Собачка залаяла, натянула поводок, и соседка вдруг отдёрнулась назад и в сторону и он, постепенно ускоряясь, миновал аллею парка, пустые, залитые водой улицы, светофоры, магазины, закрытые с утра и вышел к остановке трамвая, куда уже стягивалась утренняя хмурая толпа.
   Он постоял у газетного киоска, но только пробежал глазами заголовки и самые начала некоторых статей, не стал ничего покупать, дождался трамвая и  занял своё обычное место.
   «Хороший дождь, грибной. Простой, спокойный дождь…»
   Он протирал запотевшее стекло рукавом пальто и смотрел, стараясь не заснуть (впрочем, не очень-то и стараясь), и всё равно заснул, и что-то ему снилось, и когда трамвай стало раскачивать на спуске, он открыл глаза, двинул рукавом по стеклу и потянулся за книгой. Собственно, это была не книга, а журнал
   «Иностранная литература», один из летних номеров.
   «Было, или могло быть, и в данном случае это одно и тоже. Стоит перечитывать это раз за разом, расплетая беспорядочный поток воспаленного сознания?»
   Смещаясь от цента к окраинам, дома теряли свою высоту и открывалось небо, и само небо открывалось медленно расползающимися тучами. Сквозь легкую взвесь дождя просвечивала прерывистая линия зданий, теряющие листья деревья. Что это за деревья? Он так и не научился их различать.

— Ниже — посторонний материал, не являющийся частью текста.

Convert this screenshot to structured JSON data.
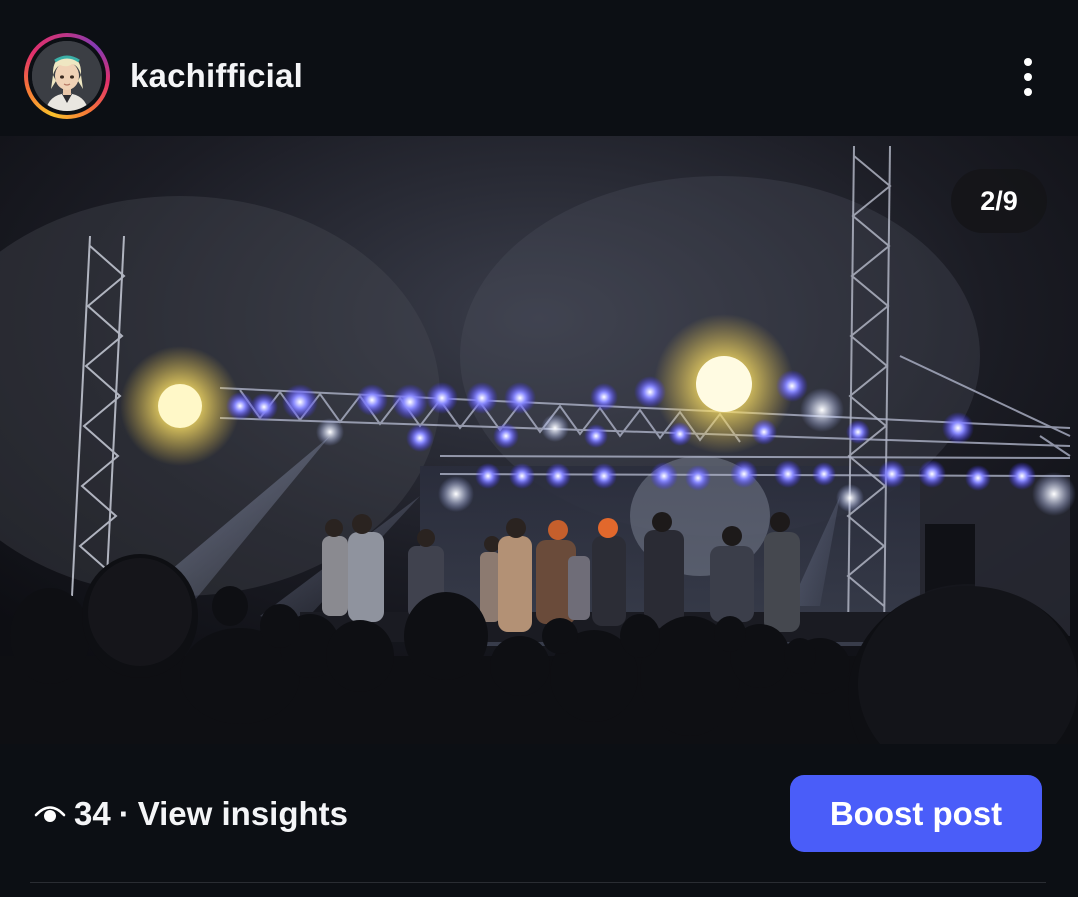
{
  "header": {
    "username": "kachifficial",
    "avatar_icon": "cartoon-avatar",
    "more_icon": "vertical-ellipsis-icon"
  },
  "photo": {
    "counter": "2/9",
    "subject": "concert-stage-photo"
  },
  "footer": {
    "views_icon": "eye-icon",
    "views_count": "34",
    "separator": "·",
    "insights_label": "View insights",
    "boost_label": "Boost post"
  },
  "colors": {
    "background": "#0c0f14",
    "boost_button": "#4a5df9",
    "text": "#f4f5f7"
  }
}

   И снова окна домов, далёкие бездымные трубы завода, часы на здании горсовета, заброшенный кинотеатр под открытым небом – некогда стройные, а теперь спутанные ряды полусгнивших скамеек, старый городской парк с аттракционами, скрипящими последнюю неделю, люди, птицы, собаки – всё это мокрое и ощетинившееся, мотоцикл с коляской, жужжащий заходящим на взлёт кукурузником.
   «Вот место, где раньше жили люди. Кажется, такие места назывались городами.
   Возможно, что и это тоже город. Теперь никто не знает, как выглядели настоящие города. Теперь ничему нельзя верить».
   В коридоре ступить было нельзя от зонтов. Он снял пальто, поздоровался с теми, кто оказался рядом, зашёл в кабинет, поставил портфель на край стола, огляделся, прислушался, и пошёл в общий отдел за сводкой.
   - Вы вчера расписались не в том месте, - сказала ему женщина с круглым лицом. -  В другую область попали. Да ничего. Вот, возьмите, сегодняшняя сводка ваша готова.
   Он поднялся к себе и сел работать. Ключ от верхнего ящика хранился в нижнем (а был ещё и средний), и он вскрыл его, достал чистую контурную карту области третьего формата и два цветных карандаша – красный и синий, и примерно около двух часов тщательно вырисовал на ней границы атмосферных фронтов, предполагаемое развитие циклонов и антициклонов, вероятностные данные давления и температуры, скорость и направление ветра.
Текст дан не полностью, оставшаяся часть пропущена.